月刊・経済Trend 2007年4月号 巻頭言

持続的発展のための雇用対策と慎重な論議を要する「格差問題」

鈴木副議長 鈴木正一郎
(すずき しょういちろう)

日本経団連評議員会副議長
王子製紙会長

少子高齢化社会を迎え、労働力人口が減少するなか、日本が持続的に発展していくためには、イノベーションによる生産性の向上に加え、それを支える人材の確保が不可欠だ。そのためには、従来の雇用のあり方にとらわれず、新たな発想で対処しなければならない。

労働市場の流動化は、産業間・企業間での労働力需給ギャップ解消の前提である。「終身雇用」「年功賃金」「退職金」「企業年金」といった従来制度の転換を伴うが、労使の徹底した論議に基づく制度構築が重要だ。

同時に、若者・女性・高齢者などの広範な人材の活用が必要だ。特に、「就職氷河期」と言われる時期に就労機会を逃した若年層が、フリーター、ニートとして固定化しつつあり、こうした人材に対する就労支援などの積極的雇用対策は急務である。

さらに、「ワーク・ライフ・バランス」の推進は、少子高齢化に企業が対応するための鍵である。実現に向けては、派遣、パート労働、在宅勤務や、労働時間等規制を適用除外とする自律的な働き方など、就労形態の多様化に適応した環境整備が求められている。

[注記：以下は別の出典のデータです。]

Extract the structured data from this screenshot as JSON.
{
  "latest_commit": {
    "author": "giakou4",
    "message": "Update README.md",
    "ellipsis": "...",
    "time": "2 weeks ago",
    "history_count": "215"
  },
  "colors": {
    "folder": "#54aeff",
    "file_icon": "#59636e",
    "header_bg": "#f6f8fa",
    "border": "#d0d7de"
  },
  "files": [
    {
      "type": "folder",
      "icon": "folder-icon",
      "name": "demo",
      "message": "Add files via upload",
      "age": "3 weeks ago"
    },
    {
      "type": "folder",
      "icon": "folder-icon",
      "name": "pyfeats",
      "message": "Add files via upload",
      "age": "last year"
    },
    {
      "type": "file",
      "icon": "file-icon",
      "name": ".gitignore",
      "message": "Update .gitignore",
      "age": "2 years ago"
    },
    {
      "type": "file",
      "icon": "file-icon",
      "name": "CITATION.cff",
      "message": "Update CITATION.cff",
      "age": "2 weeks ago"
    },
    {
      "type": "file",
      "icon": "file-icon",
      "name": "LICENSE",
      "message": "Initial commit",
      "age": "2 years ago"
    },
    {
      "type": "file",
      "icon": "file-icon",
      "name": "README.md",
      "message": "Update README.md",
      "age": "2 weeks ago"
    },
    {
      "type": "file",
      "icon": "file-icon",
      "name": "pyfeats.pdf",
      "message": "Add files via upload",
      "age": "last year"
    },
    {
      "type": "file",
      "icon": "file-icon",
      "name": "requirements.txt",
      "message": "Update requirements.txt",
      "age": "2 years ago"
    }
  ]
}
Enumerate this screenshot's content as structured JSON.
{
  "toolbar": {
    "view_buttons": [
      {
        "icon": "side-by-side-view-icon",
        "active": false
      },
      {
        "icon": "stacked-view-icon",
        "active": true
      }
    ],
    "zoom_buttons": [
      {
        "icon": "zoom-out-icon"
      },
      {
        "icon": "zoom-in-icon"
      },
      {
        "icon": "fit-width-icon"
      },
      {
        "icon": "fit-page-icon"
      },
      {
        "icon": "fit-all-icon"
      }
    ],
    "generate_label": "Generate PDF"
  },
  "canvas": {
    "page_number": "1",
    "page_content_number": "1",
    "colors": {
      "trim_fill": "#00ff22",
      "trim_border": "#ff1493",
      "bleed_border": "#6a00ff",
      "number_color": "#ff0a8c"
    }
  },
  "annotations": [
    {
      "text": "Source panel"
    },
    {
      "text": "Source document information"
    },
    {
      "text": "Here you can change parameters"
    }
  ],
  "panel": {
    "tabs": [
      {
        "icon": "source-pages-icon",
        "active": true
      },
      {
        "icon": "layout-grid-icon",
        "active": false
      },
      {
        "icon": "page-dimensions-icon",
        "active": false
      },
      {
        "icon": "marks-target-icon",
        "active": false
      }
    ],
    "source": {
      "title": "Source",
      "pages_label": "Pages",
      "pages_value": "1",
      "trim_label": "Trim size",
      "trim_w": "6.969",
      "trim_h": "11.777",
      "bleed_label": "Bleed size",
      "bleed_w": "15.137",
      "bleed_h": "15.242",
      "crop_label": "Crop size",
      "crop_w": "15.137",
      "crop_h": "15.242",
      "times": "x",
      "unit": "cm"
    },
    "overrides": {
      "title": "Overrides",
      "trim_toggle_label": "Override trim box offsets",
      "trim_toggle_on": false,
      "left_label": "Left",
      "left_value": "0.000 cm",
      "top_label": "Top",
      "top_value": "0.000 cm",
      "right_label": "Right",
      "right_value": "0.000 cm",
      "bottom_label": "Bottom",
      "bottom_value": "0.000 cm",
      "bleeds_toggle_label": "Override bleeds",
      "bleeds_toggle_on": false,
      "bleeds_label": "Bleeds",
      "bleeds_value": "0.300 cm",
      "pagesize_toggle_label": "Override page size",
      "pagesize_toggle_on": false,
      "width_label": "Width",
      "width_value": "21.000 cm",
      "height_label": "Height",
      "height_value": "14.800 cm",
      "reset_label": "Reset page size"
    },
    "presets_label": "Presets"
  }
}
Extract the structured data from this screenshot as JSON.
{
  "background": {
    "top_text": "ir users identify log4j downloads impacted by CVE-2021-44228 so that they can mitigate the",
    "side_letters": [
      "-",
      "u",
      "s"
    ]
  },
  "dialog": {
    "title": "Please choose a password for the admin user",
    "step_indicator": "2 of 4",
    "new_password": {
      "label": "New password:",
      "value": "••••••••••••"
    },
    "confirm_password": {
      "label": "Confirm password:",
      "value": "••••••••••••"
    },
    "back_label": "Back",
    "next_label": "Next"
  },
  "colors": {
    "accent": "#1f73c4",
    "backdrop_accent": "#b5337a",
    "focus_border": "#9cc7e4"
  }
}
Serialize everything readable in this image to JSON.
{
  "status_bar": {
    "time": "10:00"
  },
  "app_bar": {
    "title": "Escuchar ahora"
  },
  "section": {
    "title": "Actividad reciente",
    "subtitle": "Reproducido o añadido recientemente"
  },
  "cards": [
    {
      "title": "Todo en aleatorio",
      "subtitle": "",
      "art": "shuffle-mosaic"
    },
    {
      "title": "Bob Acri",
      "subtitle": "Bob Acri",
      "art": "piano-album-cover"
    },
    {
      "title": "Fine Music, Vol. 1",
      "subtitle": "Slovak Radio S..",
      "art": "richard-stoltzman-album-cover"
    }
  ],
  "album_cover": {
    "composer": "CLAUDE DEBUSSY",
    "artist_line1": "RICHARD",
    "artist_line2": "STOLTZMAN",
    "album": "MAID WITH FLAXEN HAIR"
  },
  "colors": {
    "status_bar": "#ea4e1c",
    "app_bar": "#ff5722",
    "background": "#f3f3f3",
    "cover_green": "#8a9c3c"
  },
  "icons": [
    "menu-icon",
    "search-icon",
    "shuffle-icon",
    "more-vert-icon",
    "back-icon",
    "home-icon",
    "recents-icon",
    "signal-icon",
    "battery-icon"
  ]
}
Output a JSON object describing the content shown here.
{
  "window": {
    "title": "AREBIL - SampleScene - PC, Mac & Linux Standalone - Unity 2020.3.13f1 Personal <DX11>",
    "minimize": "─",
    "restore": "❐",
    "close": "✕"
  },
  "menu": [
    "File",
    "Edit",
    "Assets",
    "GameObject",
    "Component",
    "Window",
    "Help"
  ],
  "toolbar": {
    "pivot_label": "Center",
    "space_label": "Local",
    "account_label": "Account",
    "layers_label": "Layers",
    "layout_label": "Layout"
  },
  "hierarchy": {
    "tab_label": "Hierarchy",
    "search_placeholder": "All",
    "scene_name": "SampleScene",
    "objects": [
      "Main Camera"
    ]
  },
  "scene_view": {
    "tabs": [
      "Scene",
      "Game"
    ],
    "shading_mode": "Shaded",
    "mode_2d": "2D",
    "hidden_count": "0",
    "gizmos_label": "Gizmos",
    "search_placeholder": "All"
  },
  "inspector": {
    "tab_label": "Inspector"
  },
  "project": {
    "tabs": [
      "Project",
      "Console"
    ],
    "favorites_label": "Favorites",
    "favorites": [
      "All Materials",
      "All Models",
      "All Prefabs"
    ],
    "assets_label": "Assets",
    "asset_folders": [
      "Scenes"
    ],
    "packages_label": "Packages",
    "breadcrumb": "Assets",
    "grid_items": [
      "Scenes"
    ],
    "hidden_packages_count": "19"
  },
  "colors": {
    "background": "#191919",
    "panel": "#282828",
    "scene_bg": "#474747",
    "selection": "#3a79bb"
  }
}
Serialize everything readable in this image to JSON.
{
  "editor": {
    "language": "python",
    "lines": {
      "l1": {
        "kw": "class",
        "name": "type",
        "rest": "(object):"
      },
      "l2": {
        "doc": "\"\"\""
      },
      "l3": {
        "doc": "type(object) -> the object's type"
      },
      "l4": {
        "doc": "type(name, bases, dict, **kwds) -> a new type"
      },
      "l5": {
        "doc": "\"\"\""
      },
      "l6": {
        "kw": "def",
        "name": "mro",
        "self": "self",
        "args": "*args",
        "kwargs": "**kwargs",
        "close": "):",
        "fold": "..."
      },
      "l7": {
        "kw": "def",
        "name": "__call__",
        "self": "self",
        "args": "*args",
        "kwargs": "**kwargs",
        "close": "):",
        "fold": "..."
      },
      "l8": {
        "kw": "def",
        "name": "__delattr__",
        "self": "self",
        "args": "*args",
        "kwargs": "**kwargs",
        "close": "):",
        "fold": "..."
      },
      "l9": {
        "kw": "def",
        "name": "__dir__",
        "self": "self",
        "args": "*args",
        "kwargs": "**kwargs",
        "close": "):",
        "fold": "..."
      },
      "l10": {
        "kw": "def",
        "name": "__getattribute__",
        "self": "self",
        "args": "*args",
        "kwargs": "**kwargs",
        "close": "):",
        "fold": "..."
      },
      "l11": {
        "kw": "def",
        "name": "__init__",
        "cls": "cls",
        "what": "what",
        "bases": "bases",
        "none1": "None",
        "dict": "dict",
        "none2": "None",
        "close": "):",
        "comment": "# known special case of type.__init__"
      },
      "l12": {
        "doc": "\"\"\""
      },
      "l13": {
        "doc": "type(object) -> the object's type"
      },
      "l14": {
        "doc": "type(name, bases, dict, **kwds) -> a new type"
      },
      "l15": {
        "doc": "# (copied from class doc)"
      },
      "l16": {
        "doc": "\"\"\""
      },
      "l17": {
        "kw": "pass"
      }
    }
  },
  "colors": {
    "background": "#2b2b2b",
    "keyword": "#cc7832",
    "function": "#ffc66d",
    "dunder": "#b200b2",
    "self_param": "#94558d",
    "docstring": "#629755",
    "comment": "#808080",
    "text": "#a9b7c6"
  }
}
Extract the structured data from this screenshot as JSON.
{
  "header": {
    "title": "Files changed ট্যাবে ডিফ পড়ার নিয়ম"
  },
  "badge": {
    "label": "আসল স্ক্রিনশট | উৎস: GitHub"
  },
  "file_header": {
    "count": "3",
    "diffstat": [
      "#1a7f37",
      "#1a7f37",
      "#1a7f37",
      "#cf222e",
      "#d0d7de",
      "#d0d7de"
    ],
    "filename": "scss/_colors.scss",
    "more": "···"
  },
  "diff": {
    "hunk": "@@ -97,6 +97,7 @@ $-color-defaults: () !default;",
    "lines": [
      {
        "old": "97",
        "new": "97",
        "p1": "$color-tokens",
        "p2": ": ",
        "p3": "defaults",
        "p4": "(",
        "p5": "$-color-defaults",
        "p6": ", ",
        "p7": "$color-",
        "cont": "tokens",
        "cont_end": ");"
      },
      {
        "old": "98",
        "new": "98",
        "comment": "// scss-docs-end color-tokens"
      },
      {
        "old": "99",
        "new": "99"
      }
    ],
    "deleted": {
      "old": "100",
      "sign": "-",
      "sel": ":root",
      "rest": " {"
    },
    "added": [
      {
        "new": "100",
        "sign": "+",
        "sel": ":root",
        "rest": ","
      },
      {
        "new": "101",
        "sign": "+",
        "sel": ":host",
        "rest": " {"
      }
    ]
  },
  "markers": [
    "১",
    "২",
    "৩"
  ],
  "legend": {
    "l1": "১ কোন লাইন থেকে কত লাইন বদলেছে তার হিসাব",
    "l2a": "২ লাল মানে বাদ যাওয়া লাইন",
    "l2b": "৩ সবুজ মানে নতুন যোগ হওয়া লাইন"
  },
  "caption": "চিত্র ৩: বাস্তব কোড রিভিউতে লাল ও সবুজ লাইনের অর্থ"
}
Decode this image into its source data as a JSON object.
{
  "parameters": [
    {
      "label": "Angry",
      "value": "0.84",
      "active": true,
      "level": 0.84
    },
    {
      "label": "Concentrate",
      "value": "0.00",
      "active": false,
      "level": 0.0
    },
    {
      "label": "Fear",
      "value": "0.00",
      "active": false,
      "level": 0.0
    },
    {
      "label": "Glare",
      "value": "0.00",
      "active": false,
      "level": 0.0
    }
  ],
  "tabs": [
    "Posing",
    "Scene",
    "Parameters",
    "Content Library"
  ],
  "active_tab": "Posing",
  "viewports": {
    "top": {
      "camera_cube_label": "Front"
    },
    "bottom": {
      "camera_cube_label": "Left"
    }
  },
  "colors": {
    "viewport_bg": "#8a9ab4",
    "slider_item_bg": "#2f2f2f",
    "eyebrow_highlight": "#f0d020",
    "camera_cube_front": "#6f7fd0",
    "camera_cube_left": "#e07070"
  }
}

構造改革を推進し、市場原理による経済効率を高めたことが、格差社会を助長したと短絡的に結びつけてよいものだろうか。確かに、一部の統計資料は、ジニ係数や貧困率の拡大を示している。しかし、こうした統計の大半は、2000年代前半、つまり、日本が景気回復を迎える以前、もしくは直後の、さまざまな改革を断行しはじめた時点のデータに基づいたものだ。「格差は拡大しているか否か」を語るためには、現在も続いている景気拡大が格差に対しどう影響したかをもって、もう少し慎重な論議が必要である。

不景気こそが格差問題を悪化させることは言うまでもなく、経済を持続的に発展・成長させることが、格差問題解消に向けた最も有効な手段であると信じている。